The next day we climbed some mountain. From its peak we saw how the desert was not what it had seemed, barren and lifeless. Stunted foliage snaked and forked throughout the basin, revealing the patterns of subterranean waterways. Then we raced back to the USS Whidbey Island where is was docked in Walvis Bay.

Upon my rack was piled a stack of mail. But there was something awfully wrong with these letters. They all had my hand writing on them, and were red stamped: Return to Sender.
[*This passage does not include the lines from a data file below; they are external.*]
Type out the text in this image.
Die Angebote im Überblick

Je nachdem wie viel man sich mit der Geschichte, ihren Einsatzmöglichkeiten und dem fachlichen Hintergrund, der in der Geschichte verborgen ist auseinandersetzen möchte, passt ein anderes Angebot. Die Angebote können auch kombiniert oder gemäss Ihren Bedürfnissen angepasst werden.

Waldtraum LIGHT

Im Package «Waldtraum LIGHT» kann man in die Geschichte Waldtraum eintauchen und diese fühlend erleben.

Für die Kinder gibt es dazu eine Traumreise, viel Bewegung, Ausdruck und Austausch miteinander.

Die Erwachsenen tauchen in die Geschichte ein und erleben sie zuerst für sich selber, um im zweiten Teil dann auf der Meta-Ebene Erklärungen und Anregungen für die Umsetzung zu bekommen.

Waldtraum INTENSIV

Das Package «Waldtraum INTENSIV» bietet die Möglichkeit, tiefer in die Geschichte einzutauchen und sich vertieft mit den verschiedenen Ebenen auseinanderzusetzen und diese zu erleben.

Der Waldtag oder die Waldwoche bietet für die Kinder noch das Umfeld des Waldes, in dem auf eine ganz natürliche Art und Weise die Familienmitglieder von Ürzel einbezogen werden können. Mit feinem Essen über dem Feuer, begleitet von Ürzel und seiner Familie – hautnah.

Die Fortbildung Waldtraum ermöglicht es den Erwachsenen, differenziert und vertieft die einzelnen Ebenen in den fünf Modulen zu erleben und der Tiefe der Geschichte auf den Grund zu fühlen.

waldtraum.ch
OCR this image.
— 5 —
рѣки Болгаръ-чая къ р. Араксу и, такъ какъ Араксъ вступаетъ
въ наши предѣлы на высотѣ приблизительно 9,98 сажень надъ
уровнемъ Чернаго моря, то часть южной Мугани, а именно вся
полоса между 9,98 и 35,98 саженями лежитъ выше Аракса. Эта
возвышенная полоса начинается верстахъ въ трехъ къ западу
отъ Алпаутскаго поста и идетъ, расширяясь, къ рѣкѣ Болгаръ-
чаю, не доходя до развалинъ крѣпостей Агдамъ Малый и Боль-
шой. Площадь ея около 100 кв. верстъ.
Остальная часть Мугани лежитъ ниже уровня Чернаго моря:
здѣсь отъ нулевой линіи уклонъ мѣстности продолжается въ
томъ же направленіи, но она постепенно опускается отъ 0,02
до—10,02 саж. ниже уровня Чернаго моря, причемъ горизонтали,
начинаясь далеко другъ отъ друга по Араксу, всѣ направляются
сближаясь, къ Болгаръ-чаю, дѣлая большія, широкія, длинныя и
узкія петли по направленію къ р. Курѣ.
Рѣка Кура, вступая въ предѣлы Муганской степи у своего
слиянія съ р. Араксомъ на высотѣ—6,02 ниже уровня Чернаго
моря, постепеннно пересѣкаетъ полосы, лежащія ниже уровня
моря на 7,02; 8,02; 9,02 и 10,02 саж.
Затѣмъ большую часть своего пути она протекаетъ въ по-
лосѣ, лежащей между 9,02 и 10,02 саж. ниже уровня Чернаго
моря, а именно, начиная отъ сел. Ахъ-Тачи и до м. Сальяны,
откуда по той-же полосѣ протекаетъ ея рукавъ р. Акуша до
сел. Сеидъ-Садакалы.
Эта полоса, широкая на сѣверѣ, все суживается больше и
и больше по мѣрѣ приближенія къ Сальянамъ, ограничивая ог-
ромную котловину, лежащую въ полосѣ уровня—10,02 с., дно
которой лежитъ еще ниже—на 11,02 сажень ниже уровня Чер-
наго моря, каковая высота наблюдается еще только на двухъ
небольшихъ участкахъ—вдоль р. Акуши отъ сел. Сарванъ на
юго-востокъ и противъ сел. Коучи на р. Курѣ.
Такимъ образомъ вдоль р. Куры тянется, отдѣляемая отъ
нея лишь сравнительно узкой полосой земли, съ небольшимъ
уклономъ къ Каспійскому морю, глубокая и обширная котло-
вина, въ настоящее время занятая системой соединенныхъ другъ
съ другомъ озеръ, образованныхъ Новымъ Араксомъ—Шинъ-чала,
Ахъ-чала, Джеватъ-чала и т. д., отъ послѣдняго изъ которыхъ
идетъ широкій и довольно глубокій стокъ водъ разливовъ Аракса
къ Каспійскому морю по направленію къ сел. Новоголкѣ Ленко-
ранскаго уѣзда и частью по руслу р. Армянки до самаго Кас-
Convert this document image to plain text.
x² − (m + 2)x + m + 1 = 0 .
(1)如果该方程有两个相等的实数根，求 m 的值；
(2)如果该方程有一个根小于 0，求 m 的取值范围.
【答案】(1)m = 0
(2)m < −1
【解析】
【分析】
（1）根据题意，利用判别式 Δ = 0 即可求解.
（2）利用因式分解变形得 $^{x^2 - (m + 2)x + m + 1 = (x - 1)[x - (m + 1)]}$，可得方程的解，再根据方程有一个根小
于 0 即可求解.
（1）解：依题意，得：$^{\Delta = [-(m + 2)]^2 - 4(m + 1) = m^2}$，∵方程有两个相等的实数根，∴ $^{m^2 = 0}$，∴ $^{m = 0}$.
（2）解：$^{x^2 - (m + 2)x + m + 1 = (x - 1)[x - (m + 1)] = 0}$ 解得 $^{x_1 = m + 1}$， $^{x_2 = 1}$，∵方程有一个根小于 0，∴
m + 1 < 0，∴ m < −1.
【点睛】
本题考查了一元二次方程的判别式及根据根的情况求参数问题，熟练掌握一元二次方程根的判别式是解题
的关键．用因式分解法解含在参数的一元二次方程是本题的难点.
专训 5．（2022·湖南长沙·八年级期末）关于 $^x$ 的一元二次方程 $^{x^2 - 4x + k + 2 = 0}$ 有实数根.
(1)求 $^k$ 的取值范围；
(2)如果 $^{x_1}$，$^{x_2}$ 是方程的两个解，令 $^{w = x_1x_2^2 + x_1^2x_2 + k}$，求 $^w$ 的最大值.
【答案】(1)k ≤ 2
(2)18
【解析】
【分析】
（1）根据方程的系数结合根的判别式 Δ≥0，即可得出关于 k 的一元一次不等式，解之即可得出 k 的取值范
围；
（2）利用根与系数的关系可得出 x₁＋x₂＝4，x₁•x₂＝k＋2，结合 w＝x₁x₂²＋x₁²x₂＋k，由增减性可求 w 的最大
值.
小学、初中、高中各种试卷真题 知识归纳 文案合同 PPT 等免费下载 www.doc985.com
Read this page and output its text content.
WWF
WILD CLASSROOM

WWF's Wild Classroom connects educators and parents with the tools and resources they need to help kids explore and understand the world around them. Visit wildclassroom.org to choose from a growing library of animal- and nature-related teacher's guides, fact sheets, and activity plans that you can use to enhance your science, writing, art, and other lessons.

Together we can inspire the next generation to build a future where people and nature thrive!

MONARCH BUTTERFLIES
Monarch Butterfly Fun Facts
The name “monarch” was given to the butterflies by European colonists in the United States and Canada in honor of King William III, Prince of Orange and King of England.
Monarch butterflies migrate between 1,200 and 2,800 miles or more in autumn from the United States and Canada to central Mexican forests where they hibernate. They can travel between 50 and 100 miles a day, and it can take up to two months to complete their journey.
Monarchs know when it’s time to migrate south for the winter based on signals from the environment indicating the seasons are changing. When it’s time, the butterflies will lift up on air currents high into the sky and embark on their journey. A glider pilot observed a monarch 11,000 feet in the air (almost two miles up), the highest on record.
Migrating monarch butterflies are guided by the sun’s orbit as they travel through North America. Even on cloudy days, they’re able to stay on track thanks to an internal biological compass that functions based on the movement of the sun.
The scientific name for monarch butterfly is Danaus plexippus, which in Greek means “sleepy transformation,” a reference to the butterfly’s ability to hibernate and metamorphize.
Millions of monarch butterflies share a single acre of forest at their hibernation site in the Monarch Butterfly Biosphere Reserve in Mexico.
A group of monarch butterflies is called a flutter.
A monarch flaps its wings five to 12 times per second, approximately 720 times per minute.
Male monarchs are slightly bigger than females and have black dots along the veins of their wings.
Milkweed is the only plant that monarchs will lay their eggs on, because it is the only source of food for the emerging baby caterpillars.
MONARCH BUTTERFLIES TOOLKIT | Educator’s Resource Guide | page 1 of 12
So much for Julia, somebody I had once described as “The Tenth Muse.” Later, I would learn that her boyfriend during this particular time had cheated on her six times, once for each month I had written her. As for Catherine, we became good friends, eventually losing touch, seemingly to have disappeared into the starry night, the name of a phantom lingering on in outdated Google pages. But Catherine was the first muse who got me started writing seriously, the one I told to find my book somewhere between Morrison and Munro someday. But that was the braggadocio of a twenty one year old rifleman.

Nobody will ever read the words of the Last Man. And maybe it is time to rediscover patience for muses, wherever they may be. But it is the last lines of Mary Shelley’s The Last Man that comfort now like balm for that pretentious boast I had made so long ago:

Neither hope nor joy are my pilots—restless despair and fierce desire of change lead me on. I long to grapple with danger, to be excited by fear, to have some task, however slight or voluntary, for each day’s fulfillment. I shall witness all the variety of appearance, that the elements can assume—I shall read fair augury in the rainbow— menace in the cloud—some lesson or record dear to my heart in everything. Thus around the shores of deserted earth, while the sun is high, and the moon waxes or wanes, angels, the spirits of the dead, and the ever-open eye of the Supreme, will behold the tiny bark, freighted with Verney—the LAST MAN.